The elections will be held all over Saudi Arabia on September 22. Saudi Arabia held its first men-only municipal elections in 2005.

The Commission justified its decision by lack of readiness at the polling centers which will make it impossible for women participation in these elections. The Commission, moreover, announced that foreign organizations would not be allowed to monitor the elections, adding that the elections will be honest.

"The law does not prevent Saudi women from taking part in municipal elections; however, she cannot be allowed to partially involve. Women will be allowed to take part at the appropriate time," Election Commissioner Abdul Rahman Al-Dahmash said during a press conference, without clarifying.

Meanwhile, a number of Saudi women activists as well as men advocating women rights described the Commission's decision as ‘unjustifiable and unacceptable.'

Speaking to Gulf News, they noted that Saudi women have realized significant achievements at the local and international levels and so they are capable in being candidates and voters in the upcoming municipal elections.

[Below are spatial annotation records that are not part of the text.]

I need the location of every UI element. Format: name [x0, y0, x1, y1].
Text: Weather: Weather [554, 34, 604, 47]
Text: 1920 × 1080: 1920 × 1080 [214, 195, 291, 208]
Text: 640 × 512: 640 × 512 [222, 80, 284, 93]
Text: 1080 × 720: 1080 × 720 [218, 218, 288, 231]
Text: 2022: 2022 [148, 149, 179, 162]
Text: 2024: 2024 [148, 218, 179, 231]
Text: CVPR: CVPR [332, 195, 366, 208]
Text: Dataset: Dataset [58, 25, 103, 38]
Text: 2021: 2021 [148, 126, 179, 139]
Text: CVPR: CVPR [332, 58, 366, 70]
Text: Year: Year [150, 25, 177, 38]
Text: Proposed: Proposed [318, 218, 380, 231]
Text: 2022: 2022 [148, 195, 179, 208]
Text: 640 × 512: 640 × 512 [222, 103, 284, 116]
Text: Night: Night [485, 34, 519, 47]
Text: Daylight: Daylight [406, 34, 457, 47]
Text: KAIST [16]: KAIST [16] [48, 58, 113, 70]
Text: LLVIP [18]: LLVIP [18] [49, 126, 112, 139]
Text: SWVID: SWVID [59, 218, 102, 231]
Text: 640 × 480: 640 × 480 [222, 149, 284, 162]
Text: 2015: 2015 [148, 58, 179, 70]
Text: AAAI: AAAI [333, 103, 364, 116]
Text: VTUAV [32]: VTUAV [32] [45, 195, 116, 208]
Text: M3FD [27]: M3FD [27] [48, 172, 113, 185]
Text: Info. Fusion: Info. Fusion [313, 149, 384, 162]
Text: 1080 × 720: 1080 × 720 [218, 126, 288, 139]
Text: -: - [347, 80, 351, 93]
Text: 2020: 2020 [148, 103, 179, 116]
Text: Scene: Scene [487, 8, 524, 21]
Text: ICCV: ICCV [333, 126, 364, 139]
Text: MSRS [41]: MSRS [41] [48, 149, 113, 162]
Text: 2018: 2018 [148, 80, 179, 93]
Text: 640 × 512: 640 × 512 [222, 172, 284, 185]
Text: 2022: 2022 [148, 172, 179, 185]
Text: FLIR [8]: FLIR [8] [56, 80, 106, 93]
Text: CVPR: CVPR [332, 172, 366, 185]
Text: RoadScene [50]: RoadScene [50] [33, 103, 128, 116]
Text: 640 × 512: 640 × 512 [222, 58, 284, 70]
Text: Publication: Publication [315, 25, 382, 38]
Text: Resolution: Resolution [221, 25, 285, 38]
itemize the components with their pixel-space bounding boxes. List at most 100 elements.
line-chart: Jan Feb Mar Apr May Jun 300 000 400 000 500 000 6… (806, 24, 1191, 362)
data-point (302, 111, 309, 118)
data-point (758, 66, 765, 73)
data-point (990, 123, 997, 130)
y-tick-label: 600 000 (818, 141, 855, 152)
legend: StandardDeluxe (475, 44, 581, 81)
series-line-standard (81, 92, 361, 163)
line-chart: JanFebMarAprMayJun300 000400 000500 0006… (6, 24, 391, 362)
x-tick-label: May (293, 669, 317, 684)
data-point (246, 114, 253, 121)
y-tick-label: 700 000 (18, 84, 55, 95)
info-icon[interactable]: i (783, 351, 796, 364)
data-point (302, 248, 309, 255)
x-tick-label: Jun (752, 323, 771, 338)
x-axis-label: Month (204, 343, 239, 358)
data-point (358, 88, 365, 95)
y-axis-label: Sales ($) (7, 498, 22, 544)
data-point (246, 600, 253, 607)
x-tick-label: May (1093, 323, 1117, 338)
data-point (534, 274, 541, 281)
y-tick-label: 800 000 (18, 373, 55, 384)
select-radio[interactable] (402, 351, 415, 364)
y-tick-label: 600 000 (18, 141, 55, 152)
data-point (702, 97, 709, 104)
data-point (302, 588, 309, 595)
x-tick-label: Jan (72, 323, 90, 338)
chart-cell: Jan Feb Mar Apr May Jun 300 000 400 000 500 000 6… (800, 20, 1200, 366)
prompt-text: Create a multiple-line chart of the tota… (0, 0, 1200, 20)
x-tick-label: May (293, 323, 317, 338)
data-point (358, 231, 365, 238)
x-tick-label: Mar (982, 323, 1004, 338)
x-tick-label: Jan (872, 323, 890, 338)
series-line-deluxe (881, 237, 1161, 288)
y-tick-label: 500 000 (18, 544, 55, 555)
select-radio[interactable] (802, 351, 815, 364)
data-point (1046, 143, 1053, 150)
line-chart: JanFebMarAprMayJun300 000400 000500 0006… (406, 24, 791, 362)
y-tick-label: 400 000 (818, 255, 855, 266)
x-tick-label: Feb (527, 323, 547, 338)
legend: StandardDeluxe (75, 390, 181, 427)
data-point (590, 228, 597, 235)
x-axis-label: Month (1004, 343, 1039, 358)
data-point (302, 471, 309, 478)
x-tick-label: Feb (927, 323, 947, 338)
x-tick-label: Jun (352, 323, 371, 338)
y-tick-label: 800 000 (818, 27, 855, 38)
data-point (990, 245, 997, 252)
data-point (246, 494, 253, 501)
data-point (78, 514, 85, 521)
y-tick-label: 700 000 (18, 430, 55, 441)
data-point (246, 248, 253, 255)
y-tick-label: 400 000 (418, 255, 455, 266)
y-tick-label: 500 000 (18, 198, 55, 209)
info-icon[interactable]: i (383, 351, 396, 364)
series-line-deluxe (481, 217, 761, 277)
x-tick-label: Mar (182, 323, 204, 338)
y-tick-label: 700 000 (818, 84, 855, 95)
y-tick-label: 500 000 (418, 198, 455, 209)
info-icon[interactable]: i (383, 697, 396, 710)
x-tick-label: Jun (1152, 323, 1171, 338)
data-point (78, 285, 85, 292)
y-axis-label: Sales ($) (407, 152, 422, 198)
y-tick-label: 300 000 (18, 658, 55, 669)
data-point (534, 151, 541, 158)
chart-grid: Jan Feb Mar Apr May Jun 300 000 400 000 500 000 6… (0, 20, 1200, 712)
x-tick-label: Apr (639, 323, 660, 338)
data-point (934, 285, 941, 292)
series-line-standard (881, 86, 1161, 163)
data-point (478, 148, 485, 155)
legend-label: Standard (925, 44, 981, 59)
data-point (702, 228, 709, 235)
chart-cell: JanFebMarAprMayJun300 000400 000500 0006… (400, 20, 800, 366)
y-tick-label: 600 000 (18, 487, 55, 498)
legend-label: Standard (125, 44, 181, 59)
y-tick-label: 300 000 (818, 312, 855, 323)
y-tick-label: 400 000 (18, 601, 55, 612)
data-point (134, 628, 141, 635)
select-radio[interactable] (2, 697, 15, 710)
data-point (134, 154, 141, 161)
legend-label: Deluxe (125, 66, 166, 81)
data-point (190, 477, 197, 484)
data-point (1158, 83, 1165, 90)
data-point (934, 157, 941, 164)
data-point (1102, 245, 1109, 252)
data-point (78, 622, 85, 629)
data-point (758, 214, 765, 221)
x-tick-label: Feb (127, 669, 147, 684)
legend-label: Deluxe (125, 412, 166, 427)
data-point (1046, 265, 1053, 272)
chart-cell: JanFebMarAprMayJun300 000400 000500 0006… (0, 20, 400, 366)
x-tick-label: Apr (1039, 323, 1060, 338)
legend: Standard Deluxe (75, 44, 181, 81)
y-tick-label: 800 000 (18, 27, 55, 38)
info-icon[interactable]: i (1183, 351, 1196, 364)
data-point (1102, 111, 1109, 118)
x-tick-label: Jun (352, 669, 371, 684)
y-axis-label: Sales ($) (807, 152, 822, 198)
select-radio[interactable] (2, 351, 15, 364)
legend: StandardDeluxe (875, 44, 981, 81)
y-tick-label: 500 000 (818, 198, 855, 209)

Suhaila Zain Abdeen, Saudi female human rights activist said the justifications put by the Elections Commission banning women from taking part in the elections and taking part in the reform process initiated by Custodian of the two holy Mosques King Abdullah bin Abdul Aziz were unacceptable.

"We are looking for a political decision from King Abdullah bin Abdul Aziz to have women, who constitute 49% of the Kingdom's population, take part in the forthcoming municipal elections," she said, adding that what was announced by the Commission is a discrimination against women and aims at depriving them from being involved in public life.

She criticized the performance of municipal councils saying that many Saudis do not know who the members of these councils are, what are they doing and where are the locations of these councils.

‘During the previous session of municipal councils natural calamities took place in Jeddah and large number of Saudi women involved as volunteers in rescuing and relieving those affected by these accidents, unfortunately the municipal councils were absent,' she pointed out.

For his part, Dr. Mohammed Al Zulfa, former member of the Shoura Council and woman's rights advocate said that not having women take part in the first municipal elections could be justified but after five years of the experiment, depriving women from the elections is unjustifiable.

"Saudi women have been actively involved in assisting those inflicted by heavy rains and floods which hit Jeddah last year. They have successfully took part in elections run by the chambers of commerce and in Saudi Engineering Society's elections, so what prevents them from taking part in municipal elections?," he noted.

Dr. Amira Kashghary, a Saudi female human rights activist criticized the double standards applied on Saudi women, saying that they participated as candidates and voters in the chambers of commerce lections, so why not the municipal elections?

It is worth noting that men-only municipal elections were held for the first time in 2005 when Saudis elected half the members of 178 municipal councils.